Tim SAR Evakuasi Empat Pendaki Prancis yang Tersesat di Gunung Egon Akibat Abaikan Pemandu Lokal

Kecemasan sempat menyelimuti kawasan Gunung Egon, Nusa Tenggara Timur (NTT), pada Jumat malam (11/4/2025) setelah empat pendaki asal Prancis dilaporkan tersesat. Tim SAR gabungan bergerak cepat melakukan pencarian dan berhasil menemukan seluruh pendaki dalam kondisi selamat.

Kronologi kejadian bermula ketika Fanny Briens (32), Brice Kermarec (32), Juliette Kermarec (29), dan Paul Mathieu (29) melakukan pendakian ke Gunung Egon yang terletak di Desa Egon, Kecamatan Waigete, Kabupaten Sikka. Setelah menikmati keindahan alam gunung berapi tersebut, mereka berupaya turun gunung. Namun, tanpa disadari, mereka kehilangan arah dan tersesat.

Kabar mengenai hilangnya para pendaki asing ini sampai ke telinga pihak berwajib setelah seorang warga Desa Waira, Paulus Gusti (36), melaporkan kejadian tersebut ke Polres Sikka sekitar pukul 19.30 WITA. Menindaklanjuti laporan tersebut, tim gabungan yang terdiri dari anggota Polres Sikka dan Kelompok Sadar Wisata (Pokdarwis) Desa Egon Buluk langsung bergerak menuju lokasi.

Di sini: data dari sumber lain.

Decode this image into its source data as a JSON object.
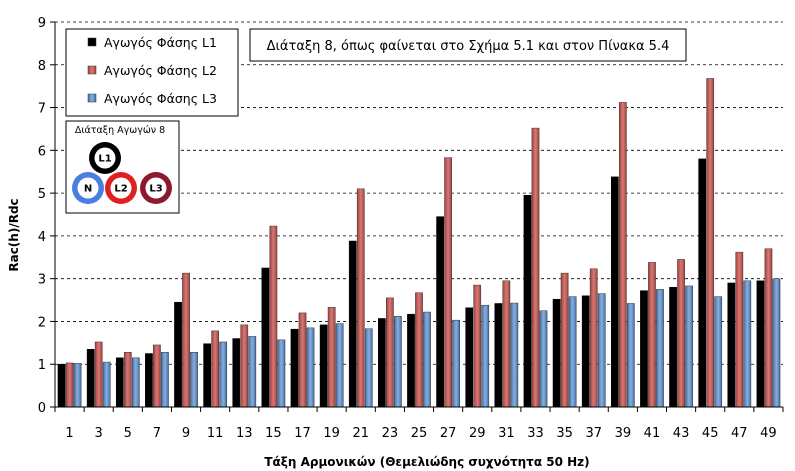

Setelah melakukan pencarian intensif selama beberapa jam, tim SAR akhirnya berhasil menemukan keempat pendaki Prancis tersebut pada pukul 23.45 WITA di selatan badan Gunung Api Egon. Kondisi mereka dilaporkan sehat dan tidak mengalami luka-luka, meskipun tampak kelelahan.

Iptu Yermi Soludale, Kasi Humas Polres Sikka, menjelaskan bahwa sebelum pendakian, keempat wisatawan tersebut telah diingatkan oleh seorang pemandu wisata untuk menggunakan jasa pemandu lokal. Namun, mereka memilih untuk mendaki sendiri dengan hanya mengandalkan aplikasi navigasi digital.

"Mereka tetap melakukan pendakian tanpa didampingi pemandu lokal dengan mengandalkan aplikasi Google Maps, sehingga saat kembali pulang tersesat," ujar Iptu Yermi.

Saat ini, keempat warga negara Prancis tersebut telah kembali ke penginapan Budi Sun di Desa Waerbleler, Kecamatan Waigete, Sikka, untuk beristirahat. Kejadian ini menjadi pelajaran berharga bagi para pendaki, khususnya wisatawan asing, untuk selalu mematuhi anjuran dan menggunakan jasa pemandu lokal saat mendaki gunung, terutama di wilayah yang belum familiar.

Pelajaran dari Insiden Tersesat di Gunung Egon:

Insiden ini menyoroti pentingnya persiapan dan kewaspadaan dalam aktivitas pendakian gunung. Beberapa poin penting yang dapat dipetik dari kejadian ini antara lain:

  • Gunakan Pemandu Lokal: Pemandu lokal memiliki pengetahuan mendalam tentang jalur pendakian, kondisi alam, dan potensi bahaya di gunung. Kehadiran mereka dapat meminimalkan risiko tersesat atau mengalami kecelakaan.
  • Jangan Hanya Mengandalkan Aplikasi Navigasi: Aplikasi navigasi digital dapat membantu, tetapi tidak bisa sepenuhnya menggantikan peran pemandu lokal. Kondisi medan yang berubah-ubah dan keterbatasan sinyal dapat membuat aplikasi navigasi menjadi tidak akurat.
  • Informasikan Rencana Pendakian: Beritahu pihak pengelola gunung atau orang terdekat mengenai rencana pendakian Anda, termasuk jalur yang akan ditempuh dan perkiraan waktu kembali. Hal ini akan memudahkan proses pencarian jika terjadi sesuatu yang tidak diinginkan.
  • Bawa Perlengkapan yang Memadai: Pastikan Anda membawa perlengkapan pendakian yang lengkap dan sesuai dengan kondisi gunung, seperti pakaian hangat, makanan dan minuman yang cukup, obat-obatan pribadi, serta alat komunikasi.
  • Patuhi Aturan dan Anjuran: Selalu patuhi aturan dan anjuran yang diberikan oleh pengelola gunung atau pemandu lokal. Jangan melakukan tindakan yang berisiko dan membahayakan diri sendiri maupun orang lain.

Semoga kejadian ini menjadi pengingat bagi kita semua untuk selalu berhati-hati dan mempersiapkan diri dengan baik sebelum melakukan aktivitas pendakian gunung.